I wanted to write with regard to all the women on this forum, and specifically because of a recent post I read from Rosalinda. Her story sounds similar to mine, and I recently had an eye-opening dermatologist appointment that I haven’t had time to write about until now.
Let me start out with my hair loss story:
I first noticed my hair loss when I was 18 years old, 4 months after I started taking ortho-tricyclen lo. My hair had been coming out quite a bit in the shower but I didn’t think anything of it because I had incredibly thick hair. You know, hair so thick it makes the hairdressers cringe when they have to blow dry and style it because they know it will take like, an hour. I wish more than anything I could say the same about my hair today! One night as we were about to go out my boyfriend said he was a little concerned that he could see parts of my scalp through my hair, and asked whether it could be due to my pill. Well I became alarmed by my hair loss and began researching it extensively. I got bloodwork done at two different clinics with everything being normal, but I asked them to switch my pill anyway. I picked Yasmin because it is supposed to have anti-androgenic effects. That was 3 years ago. The hair loss never stopped, and my diffuse thinning kept progressing. I have probably lost 2/3 of the hair I used to have… when I put my hair in a ponytail it is barely the size of a sharpie marker. I have been hesitant to quit my pill altogether because I’m afraid I will go through the “dread shed” telogen effluvium and lose even MORE hair. I also get terrible cramps, heavy, long periods, and acne (my face is pristine when I’m on the pill though). However, I’m not really sure if it was my pill that caused it because I do distinctly remember mentioning in the past that my hair felt thinner and easier to manage than usual (this was when I was about 17, as I was getting ready for a homecoming dance). It is all so confusing and difficult to pinpoint. As trivial as most people think hair is, this has been the most traumatic and challenging experience of my life. Sometimes I have to stop myself and thank my lucky stars that I am healthy and I have a good life and my hair isn’t everything. But some days, hair really does feel like everything.

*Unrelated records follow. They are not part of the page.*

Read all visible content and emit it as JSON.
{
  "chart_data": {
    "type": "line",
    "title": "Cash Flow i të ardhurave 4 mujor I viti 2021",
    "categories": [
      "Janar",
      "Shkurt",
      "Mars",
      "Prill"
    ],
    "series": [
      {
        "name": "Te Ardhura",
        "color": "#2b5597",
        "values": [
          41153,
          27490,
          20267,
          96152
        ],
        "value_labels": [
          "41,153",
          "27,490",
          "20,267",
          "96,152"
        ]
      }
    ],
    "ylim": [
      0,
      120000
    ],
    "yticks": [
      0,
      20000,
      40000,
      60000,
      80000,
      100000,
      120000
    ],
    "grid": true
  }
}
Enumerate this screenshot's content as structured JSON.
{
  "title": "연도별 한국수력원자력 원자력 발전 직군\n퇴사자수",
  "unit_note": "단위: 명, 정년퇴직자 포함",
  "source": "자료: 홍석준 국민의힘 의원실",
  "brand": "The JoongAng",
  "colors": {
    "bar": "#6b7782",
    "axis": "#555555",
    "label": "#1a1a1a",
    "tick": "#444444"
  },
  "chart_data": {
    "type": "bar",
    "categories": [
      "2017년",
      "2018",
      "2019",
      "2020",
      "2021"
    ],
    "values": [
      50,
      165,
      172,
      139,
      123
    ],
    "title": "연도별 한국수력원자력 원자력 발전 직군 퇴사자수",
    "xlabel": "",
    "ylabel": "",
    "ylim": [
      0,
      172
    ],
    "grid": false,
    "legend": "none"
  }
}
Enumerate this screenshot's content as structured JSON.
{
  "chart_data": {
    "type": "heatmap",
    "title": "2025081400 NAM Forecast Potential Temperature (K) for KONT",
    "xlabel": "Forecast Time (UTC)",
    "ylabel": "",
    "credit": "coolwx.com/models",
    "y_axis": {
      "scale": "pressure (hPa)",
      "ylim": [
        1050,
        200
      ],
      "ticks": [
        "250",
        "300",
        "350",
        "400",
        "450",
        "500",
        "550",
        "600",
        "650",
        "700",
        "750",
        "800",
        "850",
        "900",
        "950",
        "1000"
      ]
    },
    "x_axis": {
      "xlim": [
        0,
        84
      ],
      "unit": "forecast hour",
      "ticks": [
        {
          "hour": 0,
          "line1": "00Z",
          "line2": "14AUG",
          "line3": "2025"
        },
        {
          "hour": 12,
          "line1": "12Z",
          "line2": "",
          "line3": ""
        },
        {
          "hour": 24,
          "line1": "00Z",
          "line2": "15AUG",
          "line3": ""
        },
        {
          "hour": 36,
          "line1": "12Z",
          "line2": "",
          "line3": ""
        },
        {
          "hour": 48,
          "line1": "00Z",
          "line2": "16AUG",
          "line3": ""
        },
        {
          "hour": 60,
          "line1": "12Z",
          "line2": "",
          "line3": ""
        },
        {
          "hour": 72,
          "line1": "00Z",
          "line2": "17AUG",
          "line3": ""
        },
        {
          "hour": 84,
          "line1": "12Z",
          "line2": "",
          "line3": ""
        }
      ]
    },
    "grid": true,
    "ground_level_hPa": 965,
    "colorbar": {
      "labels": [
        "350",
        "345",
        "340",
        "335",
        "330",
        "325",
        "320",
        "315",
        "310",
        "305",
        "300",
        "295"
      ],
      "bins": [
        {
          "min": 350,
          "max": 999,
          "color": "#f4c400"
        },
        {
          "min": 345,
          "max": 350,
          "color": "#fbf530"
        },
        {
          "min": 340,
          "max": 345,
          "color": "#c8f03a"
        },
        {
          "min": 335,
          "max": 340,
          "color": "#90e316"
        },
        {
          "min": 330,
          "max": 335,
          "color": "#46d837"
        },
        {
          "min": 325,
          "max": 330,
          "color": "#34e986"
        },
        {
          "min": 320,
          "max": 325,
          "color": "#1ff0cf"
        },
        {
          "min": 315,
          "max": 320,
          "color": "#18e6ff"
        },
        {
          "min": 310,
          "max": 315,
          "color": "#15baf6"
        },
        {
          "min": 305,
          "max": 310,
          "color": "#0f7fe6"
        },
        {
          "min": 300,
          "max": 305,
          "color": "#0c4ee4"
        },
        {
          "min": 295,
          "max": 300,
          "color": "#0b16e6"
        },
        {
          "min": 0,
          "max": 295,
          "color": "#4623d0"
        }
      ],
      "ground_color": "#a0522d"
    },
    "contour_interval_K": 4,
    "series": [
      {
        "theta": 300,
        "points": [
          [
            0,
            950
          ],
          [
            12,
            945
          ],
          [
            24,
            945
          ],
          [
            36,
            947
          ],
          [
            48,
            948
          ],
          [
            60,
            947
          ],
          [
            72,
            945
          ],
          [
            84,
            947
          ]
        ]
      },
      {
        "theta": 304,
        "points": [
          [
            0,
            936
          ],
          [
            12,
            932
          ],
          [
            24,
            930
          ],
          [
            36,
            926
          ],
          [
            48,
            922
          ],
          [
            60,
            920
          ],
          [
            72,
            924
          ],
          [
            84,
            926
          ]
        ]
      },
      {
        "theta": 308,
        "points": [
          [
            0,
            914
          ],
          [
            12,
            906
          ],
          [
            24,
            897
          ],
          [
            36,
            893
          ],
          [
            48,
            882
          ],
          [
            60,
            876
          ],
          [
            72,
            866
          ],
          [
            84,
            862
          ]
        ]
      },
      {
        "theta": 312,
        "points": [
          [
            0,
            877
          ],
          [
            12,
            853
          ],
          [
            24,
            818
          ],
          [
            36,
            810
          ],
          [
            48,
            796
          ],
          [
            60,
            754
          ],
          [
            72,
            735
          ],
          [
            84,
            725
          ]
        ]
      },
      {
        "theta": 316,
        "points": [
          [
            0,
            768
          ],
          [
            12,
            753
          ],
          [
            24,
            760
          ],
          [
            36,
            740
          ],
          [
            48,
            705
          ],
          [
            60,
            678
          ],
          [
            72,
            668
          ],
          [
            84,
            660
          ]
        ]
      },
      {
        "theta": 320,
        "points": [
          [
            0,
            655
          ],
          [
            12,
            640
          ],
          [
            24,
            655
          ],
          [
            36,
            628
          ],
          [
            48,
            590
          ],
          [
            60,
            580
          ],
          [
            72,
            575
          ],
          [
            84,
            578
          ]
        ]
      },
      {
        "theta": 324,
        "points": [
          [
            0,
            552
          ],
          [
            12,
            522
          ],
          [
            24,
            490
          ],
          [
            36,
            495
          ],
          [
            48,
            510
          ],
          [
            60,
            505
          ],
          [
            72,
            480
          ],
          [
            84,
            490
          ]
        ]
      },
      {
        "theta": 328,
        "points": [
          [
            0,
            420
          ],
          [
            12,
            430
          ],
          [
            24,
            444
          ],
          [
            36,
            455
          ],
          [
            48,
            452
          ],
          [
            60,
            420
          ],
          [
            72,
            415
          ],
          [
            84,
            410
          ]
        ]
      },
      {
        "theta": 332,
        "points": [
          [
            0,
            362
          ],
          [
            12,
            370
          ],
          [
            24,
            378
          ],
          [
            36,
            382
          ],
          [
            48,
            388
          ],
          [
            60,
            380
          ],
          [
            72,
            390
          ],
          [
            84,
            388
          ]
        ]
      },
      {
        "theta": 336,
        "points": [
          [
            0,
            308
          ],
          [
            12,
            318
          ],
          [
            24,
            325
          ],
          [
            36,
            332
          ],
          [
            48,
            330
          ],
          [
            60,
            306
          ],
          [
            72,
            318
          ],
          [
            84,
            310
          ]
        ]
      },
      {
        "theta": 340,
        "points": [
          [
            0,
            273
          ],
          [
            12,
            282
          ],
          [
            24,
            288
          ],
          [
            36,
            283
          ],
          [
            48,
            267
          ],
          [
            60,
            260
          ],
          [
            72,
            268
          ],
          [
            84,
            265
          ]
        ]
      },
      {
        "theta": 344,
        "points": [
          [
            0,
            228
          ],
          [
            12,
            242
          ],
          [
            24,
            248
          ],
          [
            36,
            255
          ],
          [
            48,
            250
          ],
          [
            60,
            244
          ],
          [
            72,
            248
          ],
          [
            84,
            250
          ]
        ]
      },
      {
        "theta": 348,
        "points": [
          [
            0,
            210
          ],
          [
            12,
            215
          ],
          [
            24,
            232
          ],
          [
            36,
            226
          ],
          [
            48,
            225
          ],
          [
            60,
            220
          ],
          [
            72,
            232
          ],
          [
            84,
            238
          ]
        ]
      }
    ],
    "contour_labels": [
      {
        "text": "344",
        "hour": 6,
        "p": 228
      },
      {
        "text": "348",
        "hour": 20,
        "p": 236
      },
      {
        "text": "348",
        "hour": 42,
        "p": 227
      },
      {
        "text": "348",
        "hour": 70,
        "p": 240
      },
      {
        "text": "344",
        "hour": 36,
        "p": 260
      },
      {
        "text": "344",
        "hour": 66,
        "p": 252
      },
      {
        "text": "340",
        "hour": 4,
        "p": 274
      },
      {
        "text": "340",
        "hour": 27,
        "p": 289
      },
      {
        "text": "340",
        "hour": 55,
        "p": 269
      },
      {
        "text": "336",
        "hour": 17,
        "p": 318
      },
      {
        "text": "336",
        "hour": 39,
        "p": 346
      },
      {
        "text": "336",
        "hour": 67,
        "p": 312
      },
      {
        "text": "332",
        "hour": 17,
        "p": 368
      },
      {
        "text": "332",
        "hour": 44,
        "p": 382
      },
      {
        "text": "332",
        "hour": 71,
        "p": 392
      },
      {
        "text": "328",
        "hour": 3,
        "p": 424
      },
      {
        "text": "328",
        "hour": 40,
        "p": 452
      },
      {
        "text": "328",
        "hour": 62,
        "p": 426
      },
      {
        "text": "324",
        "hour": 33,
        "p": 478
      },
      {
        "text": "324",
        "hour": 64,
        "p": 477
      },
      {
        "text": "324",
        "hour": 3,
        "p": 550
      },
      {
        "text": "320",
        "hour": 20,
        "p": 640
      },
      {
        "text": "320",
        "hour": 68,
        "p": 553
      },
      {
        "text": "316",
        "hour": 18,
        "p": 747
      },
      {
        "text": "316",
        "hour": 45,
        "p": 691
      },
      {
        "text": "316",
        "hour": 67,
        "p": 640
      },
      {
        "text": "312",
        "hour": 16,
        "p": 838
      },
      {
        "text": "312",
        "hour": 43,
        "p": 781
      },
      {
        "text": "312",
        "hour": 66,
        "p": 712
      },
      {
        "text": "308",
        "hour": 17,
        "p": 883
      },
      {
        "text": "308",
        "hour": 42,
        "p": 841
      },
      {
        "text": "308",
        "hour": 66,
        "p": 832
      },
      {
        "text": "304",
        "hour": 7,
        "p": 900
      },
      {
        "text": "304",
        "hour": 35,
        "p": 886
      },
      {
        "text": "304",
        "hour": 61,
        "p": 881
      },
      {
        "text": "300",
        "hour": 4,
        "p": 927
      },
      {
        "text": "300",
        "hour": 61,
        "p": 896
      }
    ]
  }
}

This month, I hit a major turning point. I had a scalp biopsy done by my dermatologist, expecting nothing to turn up. When I walked into his office 2 weeks later for the results I got a diagnosis I had never dreamed of or never researched. Scarring alopecia, due to Lichen planopilaris. My heart hit the floor. SCARRING… seemed so final, like the death sentence for my hair. My dermatologist seemed a little more optimistic though. He said it’s an infection of the scalp, no one knows how you acquire it, it’s just kind of a freak occurrence (why me??). My scalp hadn’t looked inflamed at all, but he said it showed mild inflammation under the skin when the biopsy was analyzed. Even weirder, lichen planopilaris normally presents itself as a patch of hair loss, rather than diffuse. I am still a little skeptical about my diagnosis, but I am following the protocol: antibiotic (minocycline) and topical steroid (olux foam). Together these are supposed to reduce the inflammation under my skin and help stop the hair loss. My derm also said I could try the Rogaine 5% once per day to try and revive some of my recently attacked follicles. He wasn’t sure if it would work though because I don’t have androgenic alopecia. We shall see. When I left the dermatologists office I just broke down and started bawling. Partly out of relief that I could possibly control the fate of the rest of my hair, and partly out of extreme frustration. I had been shouting from the mountaintops about my hair loss to every doctor that would ever listen, and none of them did anything until now. I shudder to think this could have been prevented.